LATE AUTUMN or spring sown wheat can provide a decent return, provided growers pay close attention to variety choice.
That is the message CPB Twyford will deliver to beet growers across the country at a series of meetings to be held at the UK‘s main sugar beet factories this autumn.
“Later drilling is actually increasing over time, therefore it is certainly important to many growers. Currently around 30-35% of all conventional winter wheat is sown after mid October,” said the firm‘s commercial manager Andrew Newby.
So called ‘alternative wheats‘ – namely varieties suited to sowing from mid October to April such as Ashby and Belvoir – offer growers a range of benefits, in addition to a wide sowing window, added commercial agronomist Lee Bennett.
“Growers have time to lift beet fresh, knowing the wheat will still perform and more often than not the varieties are Group 1 and 2 bread making types.”
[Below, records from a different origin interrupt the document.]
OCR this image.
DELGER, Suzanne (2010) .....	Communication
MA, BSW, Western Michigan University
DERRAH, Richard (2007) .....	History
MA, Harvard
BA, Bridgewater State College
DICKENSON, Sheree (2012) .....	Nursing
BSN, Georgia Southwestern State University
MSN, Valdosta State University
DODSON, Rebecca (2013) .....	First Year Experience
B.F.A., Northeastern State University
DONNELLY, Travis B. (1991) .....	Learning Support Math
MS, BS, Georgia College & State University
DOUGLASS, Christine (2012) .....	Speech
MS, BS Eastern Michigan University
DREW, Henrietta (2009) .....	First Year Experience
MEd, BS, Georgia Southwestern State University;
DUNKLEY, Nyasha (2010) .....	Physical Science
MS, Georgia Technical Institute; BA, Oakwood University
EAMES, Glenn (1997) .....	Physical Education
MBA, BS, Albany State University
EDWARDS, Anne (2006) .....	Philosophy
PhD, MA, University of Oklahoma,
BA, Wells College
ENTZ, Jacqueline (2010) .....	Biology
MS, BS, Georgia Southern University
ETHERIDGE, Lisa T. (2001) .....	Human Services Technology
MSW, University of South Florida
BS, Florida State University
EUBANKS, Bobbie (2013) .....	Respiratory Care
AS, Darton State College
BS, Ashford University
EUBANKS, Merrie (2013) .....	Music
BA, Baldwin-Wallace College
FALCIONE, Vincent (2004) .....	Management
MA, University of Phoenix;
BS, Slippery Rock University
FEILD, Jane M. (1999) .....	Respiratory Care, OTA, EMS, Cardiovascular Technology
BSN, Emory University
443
With a seven month sowing window, alternative wheats also allow greater resource flexibility during busy periods, giving more time for better seedbed preparation, he noted.
He also suggested late drilling could take the pressure off blackgrass programmes and reduce the need for intensive herbicide or fungicide applications.
In response to the possibility that some farmers may decide to leave land as set-aside, Mr Bennett believed that planting wheat was still the answer.
“If you leave land as set-aside after a root crop, in effect you are leaving land bare. Whatever you do, you will therefore need to establish some form of cover – a first wheat will be the best option.”